Le président Pedro Castillo s’exprimant lors de la cérémonie du 22 avril, marquant le 25eanniversaire de l’assaut contre l’ambassade du Japon par l’armée, au cours duquel 14 guérilleros de gauche ont été massacrés. (Crédit: ANDINA)

La semaine dernière, des manifestations ont éclaté dans tout le pays en raison de la flambée des prix des engrais et de l’essence. «Le Pérou est un baril de poudre sur le point d’exploser», a déclaré le journal de droite Expreso.

Des milliers de personnes ont participé à une grève générale de deux jours dans la région de Cuzco, au sud-est du pays. Les manifestants ont bloqué les routes avec des pierres et des pneus en feu.
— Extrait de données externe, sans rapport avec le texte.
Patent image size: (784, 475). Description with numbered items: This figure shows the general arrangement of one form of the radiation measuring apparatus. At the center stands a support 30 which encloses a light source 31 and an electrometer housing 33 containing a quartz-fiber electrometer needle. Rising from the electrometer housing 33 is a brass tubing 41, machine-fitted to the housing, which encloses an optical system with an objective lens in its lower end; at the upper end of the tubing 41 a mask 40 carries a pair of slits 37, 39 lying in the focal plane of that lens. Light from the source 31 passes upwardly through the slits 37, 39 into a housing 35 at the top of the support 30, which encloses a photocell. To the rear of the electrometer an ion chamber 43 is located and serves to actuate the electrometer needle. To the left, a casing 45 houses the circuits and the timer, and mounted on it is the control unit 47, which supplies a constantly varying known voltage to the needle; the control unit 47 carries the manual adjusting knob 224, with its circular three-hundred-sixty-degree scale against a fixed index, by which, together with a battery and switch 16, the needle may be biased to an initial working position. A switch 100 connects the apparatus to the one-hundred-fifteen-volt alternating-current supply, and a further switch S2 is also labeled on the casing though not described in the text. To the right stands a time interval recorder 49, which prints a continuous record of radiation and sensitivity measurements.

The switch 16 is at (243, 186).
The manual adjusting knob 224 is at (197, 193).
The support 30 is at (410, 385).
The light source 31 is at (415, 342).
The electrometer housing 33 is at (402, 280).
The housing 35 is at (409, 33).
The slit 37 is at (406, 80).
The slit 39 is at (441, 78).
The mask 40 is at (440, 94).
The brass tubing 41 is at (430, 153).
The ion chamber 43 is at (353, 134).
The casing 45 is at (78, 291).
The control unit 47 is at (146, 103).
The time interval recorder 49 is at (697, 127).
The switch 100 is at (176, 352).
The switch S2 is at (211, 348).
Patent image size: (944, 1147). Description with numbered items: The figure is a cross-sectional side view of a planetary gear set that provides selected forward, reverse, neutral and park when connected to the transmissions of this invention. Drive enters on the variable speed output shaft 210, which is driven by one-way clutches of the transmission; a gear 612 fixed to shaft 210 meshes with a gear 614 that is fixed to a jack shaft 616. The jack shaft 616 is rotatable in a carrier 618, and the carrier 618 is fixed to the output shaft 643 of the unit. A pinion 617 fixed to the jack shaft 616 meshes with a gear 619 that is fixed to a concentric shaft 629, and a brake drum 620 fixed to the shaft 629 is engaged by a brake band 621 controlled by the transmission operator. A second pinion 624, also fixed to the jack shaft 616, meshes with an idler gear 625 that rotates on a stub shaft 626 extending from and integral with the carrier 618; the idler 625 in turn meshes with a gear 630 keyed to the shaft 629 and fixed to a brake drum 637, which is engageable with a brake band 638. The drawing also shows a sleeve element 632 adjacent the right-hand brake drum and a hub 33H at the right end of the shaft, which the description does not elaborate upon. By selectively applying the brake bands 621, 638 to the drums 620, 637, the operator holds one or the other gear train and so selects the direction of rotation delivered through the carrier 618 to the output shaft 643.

Le train touristique menant aux célèbres ruines incas du Machu Picchu – un secteur économique vital dans la région – a cessé de fonctionner, obligeant de nombreux touristes à annuler leur voyage.

Les organisateurs de l’arrêt de travail à Cuzco, la Fédération agraire révolutionnaire Tupac Amaru de Cuzco (Fartac), menaçaient de reprendre la grève le lundi 25 avril. Mais la population de Cuzco s’est remise en grève encore plus tôt, dès le vendredi 23 avril, lorsque Castillo s’est précipité dans la ville pour tenir une réunion improvisée du cabinet visant à calmer l’agitation.

Avec la présence de millions de personnes dans les Andes péruviennes appauvries qui n’ont pas les moyens de nourrir leurs familles, la grève de Cuzco s’est rapidement étendue à d’autres villes.

À Ayacucho, une grève de 24 heures a eu lieu. Des piquets de grève et des barrages routiers ont perturbé le transit dans la ville de Juliaca, un centre de commerce reliant la Bolivie à Cuzco, et à Arequipa, la deuxième plus grande ville et centre industriel du Pérou.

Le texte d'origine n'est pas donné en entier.